A Jornada de Lutas das Mulheres do Movimento dos Atingidos por Barragens (MAB) chegou ao fim hoje, 05 de junho, Dia do Meio Ambiente, com dois grandes atos políticos na capital federal. Os protestos ecoaram as vozes de comunidades de todo o país, denunciando a ameaça à legislação ambiental brasileira e clamando contra o genocídio na Palestina. A jornada em Brasília teve como pauta central a defesa dos direitos dos atingidos e a resistência às violações de direitos causadas por grandes empreendimentos, como barragens e mineradoras e demonstrou a força da união e da mobilização popular.

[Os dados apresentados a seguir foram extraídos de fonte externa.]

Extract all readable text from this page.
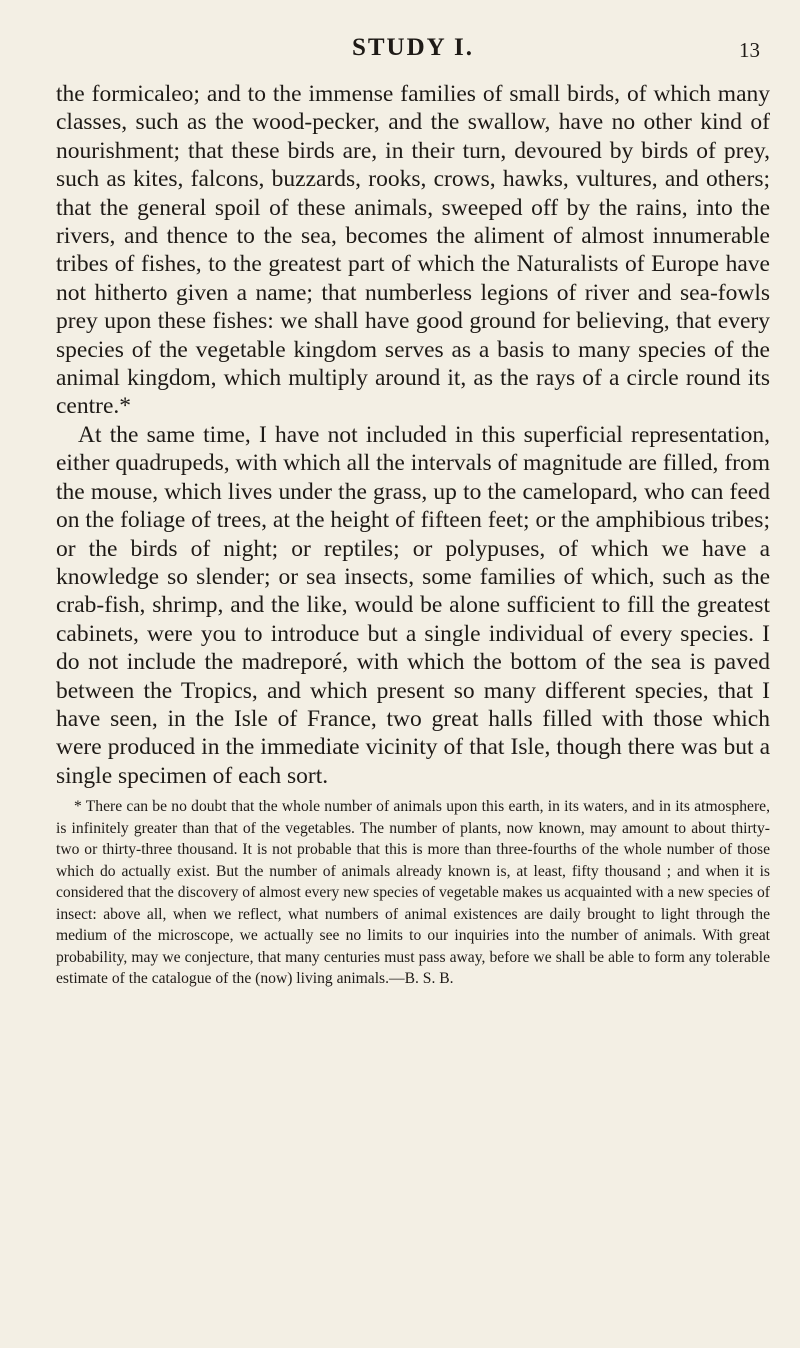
STUDY I.	13

the formicaleo; and to the immense families of small birds, of which many classes, such as the wood-pecker, and the swallow, have no other kind of nourishment; that these birds are, in their turn, devoured by birds of prey, such as kites, falcons, buzzards, rooks, crows, hawks, vultures, and others; that the general spoil of these animals, sweeped off by the rains, into the rivers, and thence to the sea, becomes the aliment of almost innumerable tribes of fishes, to the greatest part of which the Naturalists of Europe have not hitherto given a name; that numberless legions of river and sea-fowls prey upon these fishes: we shall have good ground for believing, that every species of the vegetable kingdom serves as a basis to many species of the animal kingdom, which multiply around it, as the rays of a circle round its centre.*

At the same time, I have not included in this superficial representation, either quadrupeds, with which all the intervals of magnitude are filled, from the mouse, which lives under the grass, up to the camelopard, who can feed on the foliage of trees, at the height of fifteen feet; or the amphibious tribes; or the birds of night; or reptiles; or polypuses, of which we have a knowledge so slender; or sea insects, some families of which, such as the crab-fish, shrimp, and the like, would be alone sufficient to fill the greatest cabinets, were you to introduce but a single individual of every species. I do not include the madreporé, with which the bottom of the sea is paved between the Tropics, and which present so many different species, that I have seen, in the Isle of France, two great halls filled with those which were produced in the immediate vicinity of that Isle, though there was but a single specimen of each sort.

* There can be no doubt that the whole number of animals upon this earth, in its waters, and in its atmosphere, is infinitely greater than that of the vegetables. The number of plants, now known, may amount to about thirty-two or thirty-three thousand. It is not probable that this is more than three-fourths of the whole number of those which do actually exist. But the number of animals already known is, at least, fifty thousand ; and when it is considered that the discovery of almost every new species of vegetable makes us acquainted with a new species of insect: above all, when we reflect, what numbers of animal existences are daily brought to light through the medium of the microscope, we actually see no limits to our inquiries into the number of animals. With great probability, may we conjecture, that many centuries must pass away, before we shall be able to form any tolerable estimate of the catalogue of the (now) living animals.—B. S. B.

Ao todo, a mobilização contou com a participação de atingidas de 20 estados diferentes.
Durante os atos, as participantes detalharam uma série de violações de direitos diretamente ligadas a crimes e desastres ambientais, além das profundas consequências da atuação de grandes empreendimentos em territórios de diferentes regiões do país. Relatos incluíram os problemas enfrentados ainda hoje pelos atingidos por rompimentos por barragens em Minas Gerais, as ameaças de deslizamentos de terras devido às mudanças climáticas, a contaminação de rios na Amazônia pela mineração, a iminente exploração de lítio no Vale do Jequitinhonha (MG), a falta de reparação para os atingidos pelas cheias do Rio Grande do Sul, os impactos das usinas eólicas no Nordeste e o crescente risco da exploração de petróleo na Amazônia.
Luta contra o desmonte da legislação ambiental do país

O primeiro grande foco da mobilização foi o repúdio ao Projeto de Lei do Licenciamento Ambiental, conhecido como “PL da Devastação” (PL 2159/2021), que busca desregulamentar a proteção ambiental no Brasil. Esse projeto permitiria a utilização de áreas protegidas para atividades econômicas de grande impacto, flexibilizando exigências cruciais como os Estudos de Impacto Ambiental (EIA). Para Elisa Mergulhão, integrante da coordenação do MAB, a provável aprovação desse PL representa um “retrocesso histórico imenso”.
“Não se trata apenas de um revés para o meio ambiente, mas também para a própria segurança das populações atingidas por grandes projetos, que colocam em risco seu modo de vida e sua segurança alimentar”, enfatizou.
Mergulhão reforça que o licenciamento ambiental é um instrumento fundamental para garantir os direitos dessas populações, permitindo que o governo atue para frear a devastação de florestas, a perda de biodiversidade, o aumento das emissões de gases de efeito estufa e a intensificação do desequilíbrio ambiental em biomas vitais como a Amazônia e o Cerrado. Ela alertou para as severas consequências caso o projeto seja sancionado, permitindo que obras de grande potencial poluidor, como barragens, em por um “autolicenciamento” ou tenham sua suspensão dificultada, mesmo diante de graves consequências. “Obras como a barragem de Mariana, cujo rompimento foi o maior crime socioambiental da história recente do Brasil, poderiam ar por um autolicenciamento”, exemplificou Elisa.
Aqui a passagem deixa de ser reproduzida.